Whilst inhabiting common territory, the film nevertheless picks as its core matter an inexhaustibly subversive favourite of the genre: the seemingly robust, carefree teen body and its secret hauntings. Manifesting both internally and externally, threats and monsters undermine and pick holes (often quite literally) in these glistening, heteronormative skins, eroding socialised facades and detecting within all human desire strains of the inhuman and the murderous. The density of the forest serves as an ingenious setting for these undoings and transformations, hiding places for both personal and supernatural ills provided by an Edenic screen of greenery that holds open the question of what is and isn’t organic in human terror. This yoking together of fantastical and everyday horror allows for a non-hierarchical exploration of isolation and suffering through everything from forest ghouls to sexual frustration, and hints at film’s commitment to portraying human proximity to evil as universal, constant, and cruelly banal.
The film’s sometimes naïve bull-in-a-china-shop approach to the genre stutters in its treatment of gender. Here, horror’s naturally subversive opportunities for questioning hegemonic sexual and gender roles, whilst suggested, could have been taken further. It sometimes feels that the film skirts the age-old and uncritical tendency to regard the male body as relatively unproblematic whilst suspecting female subjectivity of an insidious capacity for transformation, cunning, or even old-school hysteria. Depictions of women-on-the-edge in LA CARA are interesting when they challenge the commonplace bikinis, purity rings and marriage proposals of Hollywood dogma, yet at times some of these tensions feel underexplored.

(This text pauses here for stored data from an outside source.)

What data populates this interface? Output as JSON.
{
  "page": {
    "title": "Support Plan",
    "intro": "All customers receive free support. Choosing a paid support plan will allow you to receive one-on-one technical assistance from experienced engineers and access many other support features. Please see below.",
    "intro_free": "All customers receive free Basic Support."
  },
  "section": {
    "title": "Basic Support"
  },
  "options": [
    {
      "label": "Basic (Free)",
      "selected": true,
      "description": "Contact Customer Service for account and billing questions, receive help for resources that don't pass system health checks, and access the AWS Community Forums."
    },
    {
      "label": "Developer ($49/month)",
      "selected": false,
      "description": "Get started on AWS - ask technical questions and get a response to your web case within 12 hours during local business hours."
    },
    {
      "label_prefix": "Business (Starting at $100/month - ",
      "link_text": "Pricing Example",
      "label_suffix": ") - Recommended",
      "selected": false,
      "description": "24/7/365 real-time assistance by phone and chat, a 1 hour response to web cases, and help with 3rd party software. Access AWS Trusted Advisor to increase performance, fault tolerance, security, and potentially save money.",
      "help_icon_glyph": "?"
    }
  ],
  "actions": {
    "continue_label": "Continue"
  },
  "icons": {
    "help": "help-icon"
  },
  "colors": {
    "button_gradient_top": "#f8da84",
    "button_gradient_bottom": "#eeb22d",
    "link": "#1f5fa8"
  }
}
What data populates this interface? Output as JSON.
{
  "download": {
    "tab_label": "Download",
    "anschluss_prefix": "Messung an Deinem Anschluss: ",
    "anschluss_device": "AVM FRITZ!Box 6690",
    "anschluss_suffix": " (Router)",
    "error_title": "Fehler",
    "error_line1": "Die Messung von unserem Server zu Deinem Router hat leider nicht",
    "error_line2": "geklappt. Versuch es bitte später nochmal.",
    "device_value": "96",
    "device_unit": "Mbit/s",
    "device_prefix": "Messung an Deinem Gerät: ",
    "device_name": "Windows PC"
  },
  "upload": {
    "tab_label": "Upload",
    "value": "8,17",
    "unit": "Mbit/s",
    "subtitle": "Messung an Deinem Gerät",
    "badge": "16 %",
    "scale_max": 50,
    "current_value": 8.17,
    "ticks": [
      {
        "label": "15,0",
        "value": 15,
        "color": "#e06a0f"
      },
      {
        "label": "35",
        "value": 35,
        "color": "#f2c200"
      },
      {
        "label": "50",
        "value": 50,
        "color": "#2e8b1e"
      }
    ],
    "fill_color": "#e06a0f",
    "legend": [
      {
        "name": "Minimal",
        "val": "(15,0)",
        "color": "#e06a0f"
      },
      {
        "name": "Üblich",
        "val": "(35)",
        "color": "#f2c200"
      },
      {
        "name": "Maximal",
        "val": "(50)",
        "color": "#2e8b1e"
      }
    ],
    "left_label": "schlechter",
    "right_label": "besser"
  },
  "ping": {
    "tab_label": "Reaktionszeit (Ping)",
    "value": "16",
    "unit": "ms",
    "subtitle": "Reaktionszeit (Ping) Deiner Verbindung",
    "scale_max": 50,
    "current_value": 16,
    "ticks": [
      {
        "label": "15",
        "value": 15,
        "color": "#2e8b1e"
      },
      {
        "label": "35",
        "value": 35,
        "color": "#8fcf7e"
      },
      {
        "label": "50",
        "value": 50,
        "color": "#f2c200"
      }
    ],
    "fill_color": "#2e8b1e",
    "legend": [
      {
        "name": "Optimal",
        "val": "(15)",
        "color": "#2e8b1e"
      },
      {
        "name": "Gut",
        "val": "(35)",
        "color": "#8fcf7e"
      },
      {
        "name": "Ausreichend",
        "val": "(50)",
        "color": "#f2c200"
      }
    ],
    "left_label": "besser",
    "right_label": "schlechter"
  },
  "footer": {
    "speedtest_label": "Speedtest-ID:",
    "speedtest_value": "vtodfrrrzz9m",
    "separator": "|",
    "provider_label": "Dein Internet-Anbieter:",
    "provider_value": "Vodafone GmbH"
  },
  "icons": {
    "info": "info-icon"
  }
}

At its best, this is the energetic new face of a genre well-rehearsed in using campy jumps to explore the cracks in the human mask. Above all, LA CARA DEL DIABLO is an entertaining, kinetic and unexpectedly human romp. It is also a wonderfully detailed account of how not to conduct a fun mini-break. Have a few at the pub, scream shamelessly at the rustles in the trees, and nostalgically relive the unsettling energy of youth.